Glycols. These are commonly found in degreasers, dry-cleaning chemicals and floor cleaners.
What is the problem? Unless skin, eye, nose and throat irritation bother you, no problem at all!
Battling with some nasty soap scum on your tub and tiles? Just grab a cleaner with lye. It'll do the job. So....
What is the problem? Maybe there isn't one...unless you splash some in your eyes, which very well might result in blindness. Plus, the combination of lye and acid can create hazardous vapors.
A fresh smelling home is important to most of us. But if you have pets or athletic teens, this is not always the case. So you stock up on air and carpet fresheners. But make sure you read the labels first and avoid anything with napthalene.
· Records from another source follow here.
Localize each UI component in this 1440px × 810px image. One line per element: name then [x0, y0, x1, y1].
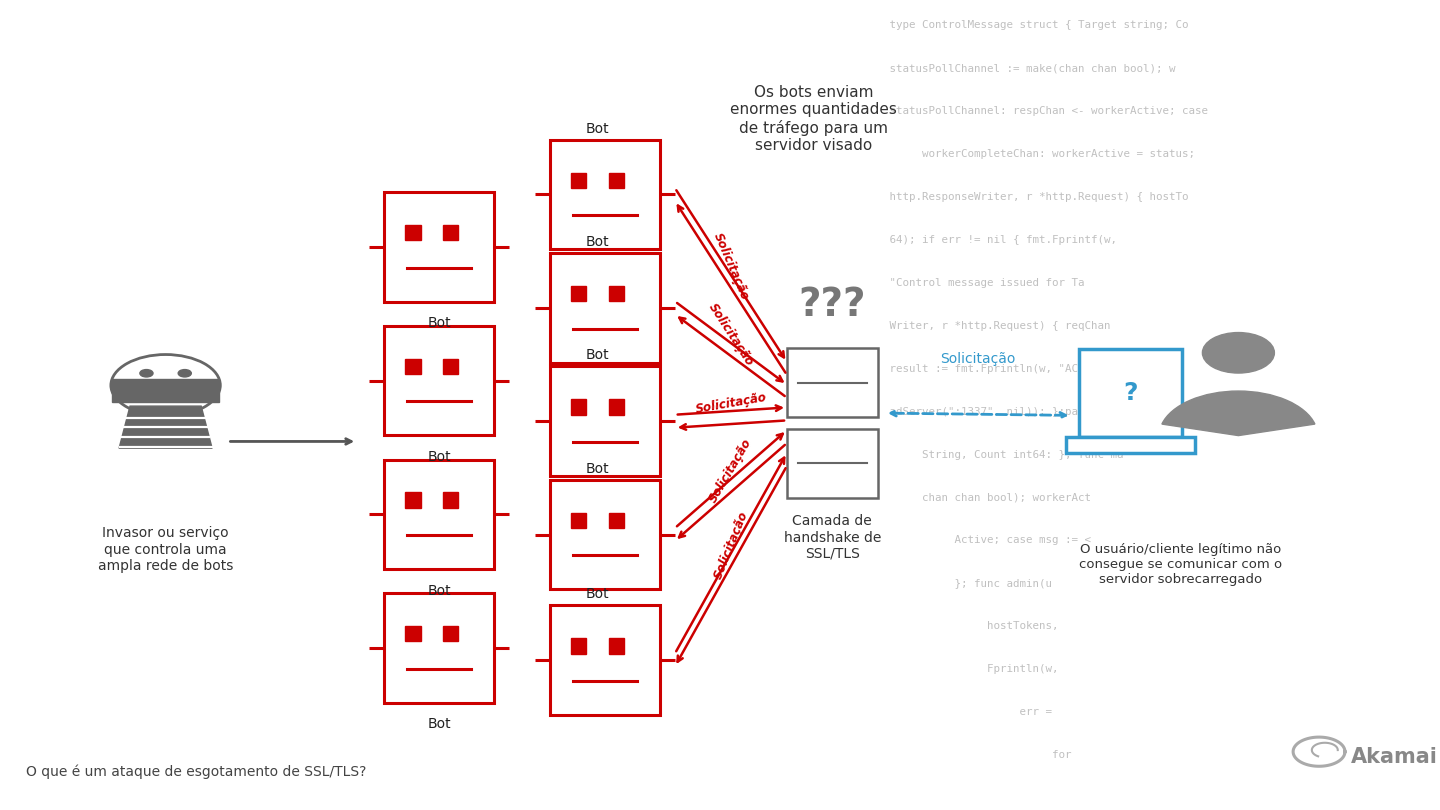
Text: Writer, r *http.Request) { reqChan: Writer, r *http.Request) { reqChan [857, 321, 1110, 330]
FancyBboxPatch shape [384, 192, 494, 302]
FancyBboxPatch shape [405, 359, 420, 374]
Text: Akamai: Akamai [1351, 748, 1437, 767]
Text: hostTokens,: hostTokens, [857, 621, 1058, 631]
FancyBboxPatch shape [444, 359, 458, 374]
Text: Camada de
handshake de
SSL/TLS: Camada de handshake de SSL/TLS [783, 514, 881, 561]
FancyBboxPatch shape [609, 638, 624, 654]
Text: statusPollChannel: respChan <- workerActive; case: statusPollChannel: respChan <- workerAct… [857, 106, 1208, 116]
Text: Bot: Bot [428, 450, 451, 464]
FancyBboxPatch shape [384, 459, 494, 569]
FancyBboxPatch shape [405, 626, 420, 642]
Text: Solicitação: Solicitação [940, 352, 1015, 366]
FancyBboxPatch shape [609, 399, 624, 415]
Text: ???: ??? [799, 286, 865, 324]
FancyBboxPatch shape [570, 173, 586, 188]
Text: err =: err = [857, 707, 1051, 717]
Text: Bot: Bot [586, 462, 609, 475]
Text: "Control message issued for Ta: "Control message issued for Ta [857, 278, 1084, 288]
FancyBboxPatch shape [550, 605, 660, 715]
FancyBboxPatch shape [1079, 349, 1182, 437]
Text: }; func admin(u: }; func admin(u [857, 578, 1051, 588]
Text: adServer(":1337", nil)); };pa: adServer(":1337", nil)); };pa [857, 407, 1077, 416]
FancyBboxPatch shape [384, 326, 494, 436]
FancyBboxPatch shape [550, 139, 660, 249]
FancyBboxPatch shape [788, 348, 878, 417]
FancyBboxPatch shape [609, 286, 624, 301]
Text: ?: ? [1123, 382, 1138, 405]
Text: Invasor ou serviço
que controla uma
ampla rede de bots: Invasor ou serviço que controla uma ampl… [98, 526, 233, 573]
FancyBboxPatch shape [609, 173, 624, 188]
Circle shape [179, 369, 192, 377]
Text: Bot: Bot [586, 122, 609, 135]
FancyBboxPatch shape [444, 225, 458, 241]
Text: Solicitação: Solicitação [706, 301, 756, 369]
Text: Solicitação: Solicitação [707, 437, 755, 505]
FancyBboxPatch shape [570, 513, 586, 528]
FancyBboxPatch shape [405, 492, 420, 508]
FancyBboxPatch shape [570, 638, 586, 654]
Text: Bot: Bot [586, 587, 609, 601]
FancyBboxPatch shape [405, 225, 420, 241]
Text: Active; case msg := <: Active; case msg := < [857, 535, 1092, 545]
FancyBboxPatch shape [570, 286, 586, 301]
FancyBboxPatch shape [570, 399, 586, 415]
Text: O que é um ataque de esgotamento de SSL/TLS?: O que é um ataque de esgotamento de SSL/… [26, 765, 366, 779]
Text: O usuário/cliente legítimo não
consegue se comunicar com o
servidor sobrecarrega: O usuário/cliente legítimo não consegue … [1079, 543, 1283, 586]
FancyBboxPatch shape [788, 428, 878, 498]
Text: Bot: Bot [428, 317, 451, 330]
Text: Bot: Bot [586, 235, 609, 249]
Text: Bot: Bot [586, 348, 609, 362]
Text: type ControlMessage struct { Target string; Co: type ControlMessage struct { Target stri… [857, 20, 1188, 30]
Text: chan chan bool); workerAct: chan chan bool); workerAct [857, 492, 1092, 502]
Circle shape [140, 369, 153, 377]
Text: 64); if err != nil { fmt.Fprintf(w,: 64); if err != nil { fmt.Fprintf(w, [857, 235, 1117, 245]
Circle shape [1202, 333, 1274, 373]
Text: result := fmt.Fprintln(w, "ACTIVE": result := fmt.Fprintln(w, "ACTIVE" [857, 364, 1110, 373]
FancyBboxPatch shape [550, 480, 660, 590]
Text: Bot: Bot [428, 718, 451, 731]
FancyBboxPatch shape [444, 626, 458, 642]
FancyBboxPatch shape [550, 253, 660, 363]
FancyBboxPatch shape [444, 492, 458, 508]
Text: statusPollChannel := make(chan chan bool); w: statusPollChannel := make(chan chan bool… [857, 63, 1175, 73]
Text: String, Count int64: }; func ma: String, Count int64: }; func ma [857, 450, 1123, 459]
Polygon shape [120, 406, 212, 448]
Circle shape [111, 355, 220, 416]
Text: Os bots enviam
enormes quantidades
de tráfego para um
servidor visado: Os bots enviam enormes quantidades de tr… [730, 85, 897, 153]
FancyBboxPatch shape [609, 513, 624, 528]
Text: for: for [857, 750, 1071, 760]
Text: workerCompleteChan: workerActive = status;: workerCompleteChan: workerActive = statu… [857, 149, 1195, 159]
FancyBboxPatch shape [384, 593, 494, 703]
Wedge shape [1162, 391, 1315, 436]
Text: Bot: Bot [428, 584, 451, 598]
FancyBboxPatch shape [112, 379, 219, 402]
Text: Fprintln(w,: Fprintln(w, [857, 664, 1058, 674]
FancyBboxPatch shape [1066, 437, 1195, 454]
Text: Solicitação: Solicitação [694, 390, 768, 416]
Text: Solicitação: Solicitação [711, 509, 750, 581]
FancyBboxPatch shape [550, 366, 660, 476]
Text: Solicitação: Solicitação [711, 231, 752, 303]
Text: http.ResponseWriter, r *http.Request) { hostTo: http.ResponseWriter, r *http.Request) { … [857, 192, 1188, 202]
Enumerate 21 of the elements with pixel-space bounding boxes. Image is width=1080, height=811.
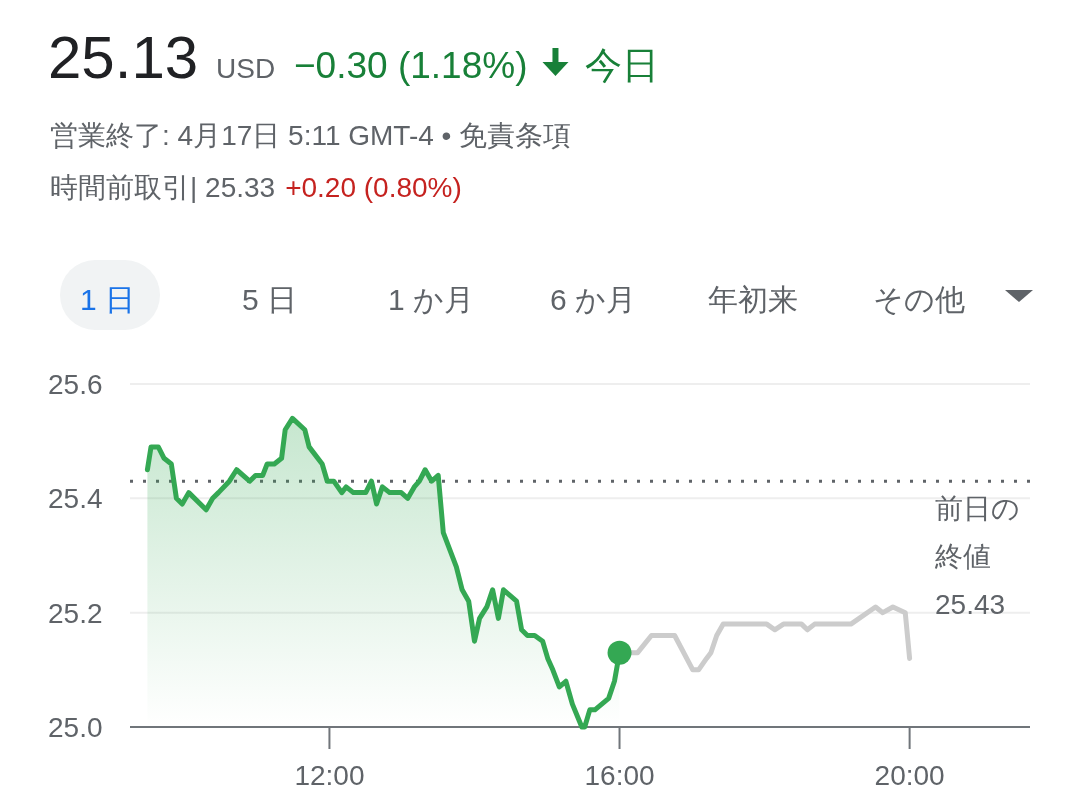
text: 今日: [585, 45, 660, 86]
x-tick-label: 16:00: [584, 760, 655, 791]
x-tick-label: 12:00: [294, 760, 365, 791]
text: +0.20 (0.80%): [285, 172, 462, 203]
title: 25.13: [48, 24, 199, 91]
y-tick-label: 25.4: [48, 483, 103, 515]
x-tick-label: 20:00: [874, 760, 945, 791]
text: −0.30 (1.18%): [294, 45, 528, 86]
text: 営業終了: 4月17日 5:11 GMT-4 • 免責条項: [50, 120, 572, 151]
text: 時間前取引| 25.33: [50, 172, 276, 203]
y-tick-label: 25.6: [48, 369, 103, 400]
text: その他: [873, 283, 965, 316]
text: USD: [216, 53, 276, 84]
text: 1 か月: [388, 283, 475, 316]
y-tick-label: 25.2: [48, 597, 103, 629]
text: 6 か月: [550, 283, 637, 316]
y-tick-label: 25.0: [48, 712, 103, 743]
text: 5 日: [242, 283, 298, 316]
text: 年初来: [708, 283, 798, 316]
ref-line-label: 前日の終値 25.43: [935, 492, 1021, 623]
text: 1 日: [80, 283, 136, 316]
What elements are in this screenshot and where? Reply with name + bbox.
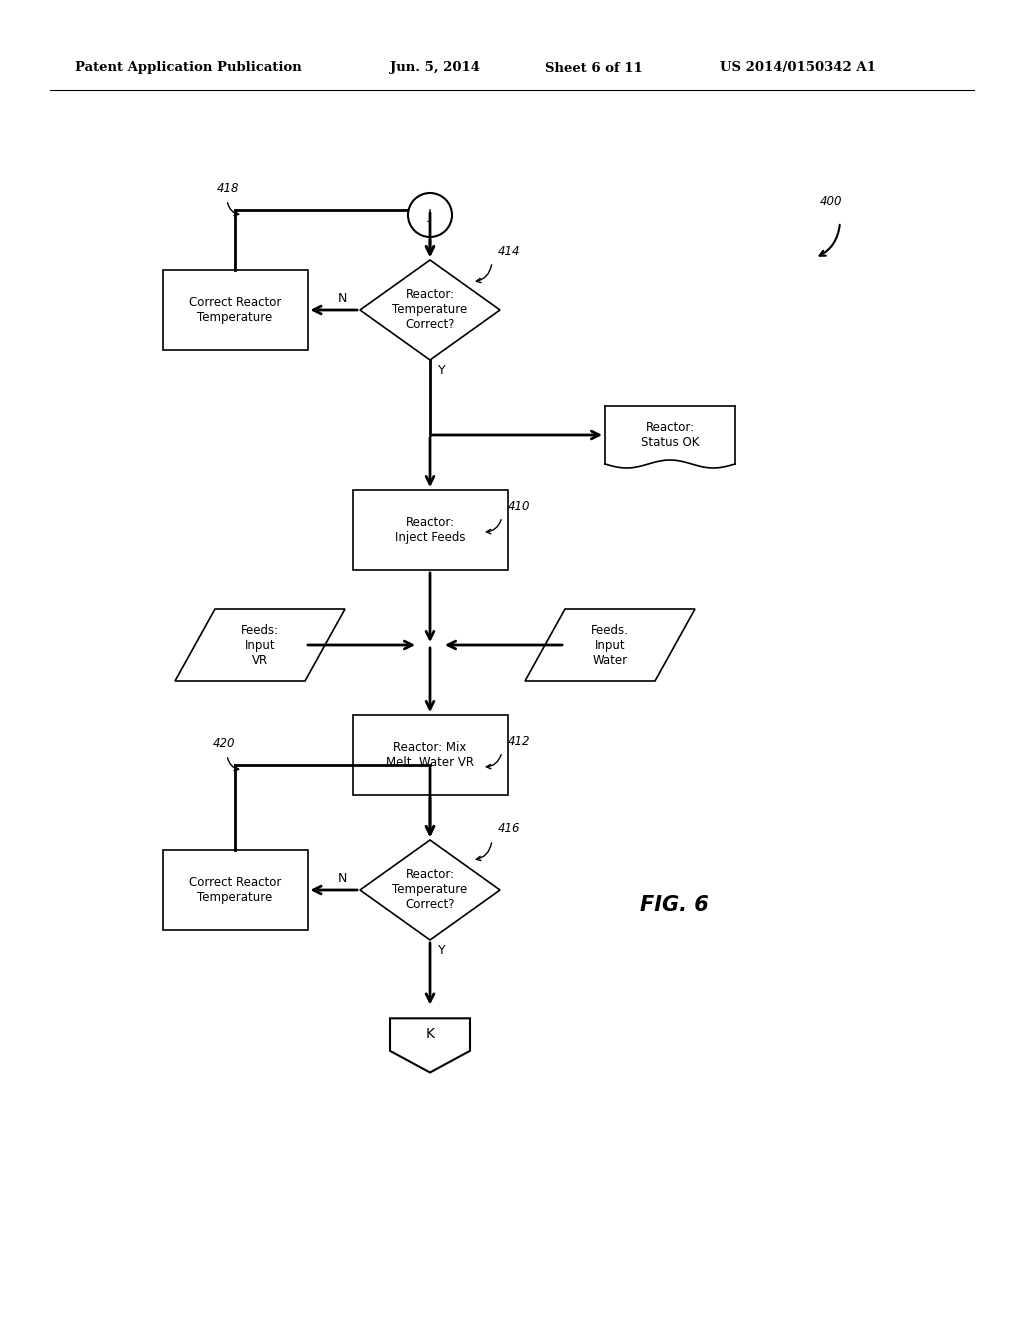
Text: J: J	[428, 209, 432, 222]
Text: Jun. 5, 2014: Jun. 5, 2014	[390, 62, 480, 74]
FancyArrowPatch shape	[486, 520, 501, 533]
Text: 410: 410	[508, 500, 530, 513]
Text: Feeds:
Input
VR: Feeds: Input VR	[241, 623, 280, 667]
Text: N: N	[338, 873, 347, 884]
Text: Reactor:
Status OK: Reactor: Status OK	[641, 421, 699, 449]
Text: Correct Reactor
Temperature: Correct Reactor Temperature	[188, 296, 282, 323]
Bar	[163, 271, 307, 350]
Polygon shape	[390, 1018, 470, 1072]
Text: 420: 420	[213, 737, 236, 750]
Polygon shape	[175, 609, 345, 681]
Bar	[352, 490, 508, 570]
Bar	[163, 850, 307, 931]
Polygon shape	[525, 609, 695, 681]
FancyArrowPatch shape	[227, 203, 239, 215]
Bar	[352, 715, 508, 795]
Text: N: N	[338, 292, 347, 305]
Text: US 2014/0150342 A1: US 2014/0150342 A1	[720, 62, 876, 74]
Circle shape	[408, 193, 452, 238]
Text: Reactor:
Temperature
Correct?: Reactor: Temperature Correct?	[392, 289, 468, 331]
Text: FIG. 6: FIG. 6	[640, 895, 709, 915]
Text: Reactor: Mix
Melt, Water VR: Reactor: Mix Melt, Water VR	[386, 741, 474, 770]
Polygon shape	[360, 840, 500, 940]
Polygon shape	[360, 260, 500, 360]
Text: Correct Reactor
Temperature: Correct Reactor Temperature	[188, 876, 282, 904]
Text: Patent Application Publication: Patent Application Publication	[75, 62, 302, 74]
Text: Reactor:
Temperature
Correct?: Reactor: Temperature Correct?	[392, 869, 468, 912]
FancyArrowPatch shape	[476, 265, 492, 282]
Text: 414: 414	[498, 246, 520, 257]
Text: Reactor:
Inject Feeds: Reactor: Inject Feeds	[394, 516, 465, 544]
Text: 416: 416	[498, 822, 520, 836]
Text: K: K	[426, 1027, 434, 1040]
Text: 412: 412	[508, 735, 530, 748]
Text: Sheet 6 of 11: Sheet 6 of 11	[545, 62, 643, 74]
FancyArrowPatch shape	[819, 224, 840, 256]
Text: 418: 418	[217, 182, 240, 195]
Text: Feeds.
Input
Water: Feeds. Input Water	[591, 623, 629, 667]
Text: Y: Y	[438, 364, 445, 378]
FancyArrowPatch shape	[476, 842, 492, 861]
Text: Y: Y	[438, 944, 445, 957]
FancyArrowPatch shape	[486, 755, 501, 768]
FancyArrowPatch shape	[227, 758, 239, 771]
Text: 400: 400	[820, 195, 843, 209]
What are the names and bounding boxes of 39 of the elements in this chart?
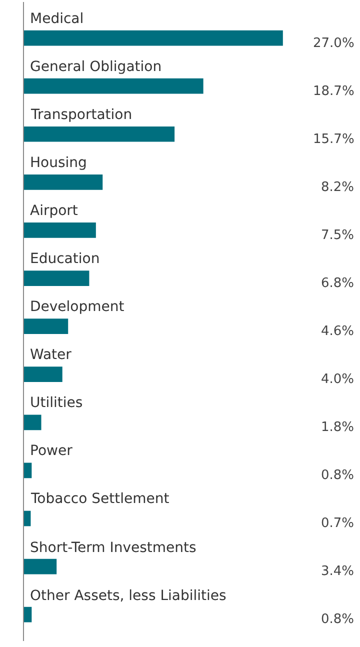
y-tick-label: Utilities — [30, 395, 83, 411]
data-label: 0.7% — [321, 516, 354, 531]
data-label: 4.0% — [321, 372, 354, 387]
bar — [24, 414, 42, 430]
bar — [24, 126, 175, 142]
bar — [24, 222, 96, 238]
data-label: 6.8% — [321, 276, 354, 291]
y-tick-label: Power — [30, 443, 73, 459]
y-tick-label: Transportation — [30, 107, 132, 123]
bar — [24, 558, 57, 574]
bar — [24, 510, 31, 526]
bar — [24, 174, 103, 190]
data-label: 15.7% — [313, 132, 354, 147]
data-label: 3.4% — [321, 564, 354, 579]
bar — [24, 270, 90, 286]
bar — [24, 462, 32, 478]
data-label: 8.2% — [321, 180, 354, 195]
y-tick-label: General Obligation — [30, 59, 162, 75]
y-tick-label: Development — [30, 299, 125, 315]
y-tick-label: Medical — [30, 11, 84, 27]
y-tick-label: Tobacco Settlement — [30, 491, 170, 507]
data-label: 18.7% — [313, 84, 354, 99]
data-label: 0.8% — [321, 468, 354, 483]
y-tick-label: Short-Term Investments — [30, 540, 196, 556]
y-tick-label: Education — [30, 251, 100, 267]
y-tick-label: Other Assets, less Liabilities — [30, 588, 226, 604]
data-label: 0.8% — [321, 612, 354, 627]
bar — [24, 366, 62, 382]
y-tick-label: Airport — [30, 203, 78, 219]
data-label: 1.8% — [321, 420, 354, 435]
data-label: 4.6% — [321, 324, 354, 339]
bar — [24, 318, 68, 334]
y-tick-label: Housing — [30, 155, 87, 171]
bar — [24, 78, 204, 94]
bar — [24, 30, 283, 46]
data-label: 7.5% — [321, 228, 354, 243]
data-label: 27.0% — [313, 36, 354, 51]
bar — [24, 606, 32, 622]
y-tick-label: Water — [30, 347, 72, 363]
What is the problem? While your goal is to make it easier for everyone to breathe in your home, napthalene actually makes it dangerous to do so! Headaches, nausea and confusion are just some of the side effects.
Finally, take a look at your oven cleaner and any pesticides you have. If petroleum distillates are listed among the ingredients, look out.
What is the problem? Petroleum distillates can irritate the skin. The problem can be avoided with proper precautions, of course. Wearing gloves is a must!
That's all I have for you today...now I must head downstairs and check out my dishwasher. I ran a cup of distilled white vinegar through a quick wash to see if it would help my problem -- I emptied it earlier and the filmy deposits on my glasses were nasty. I thought a dishwasher cleaning was in order.
Then I'm going down to the basement to get my wash out of the washer (where I used a distilled white vinegar rinse) and get it out on the line. Can't wait to smell the freshness of it later when I take it down. There's nothing like sun and fresh air to dry your laundry -- the smell is divine, stains are bleached out and the electric bill is just a bit lower.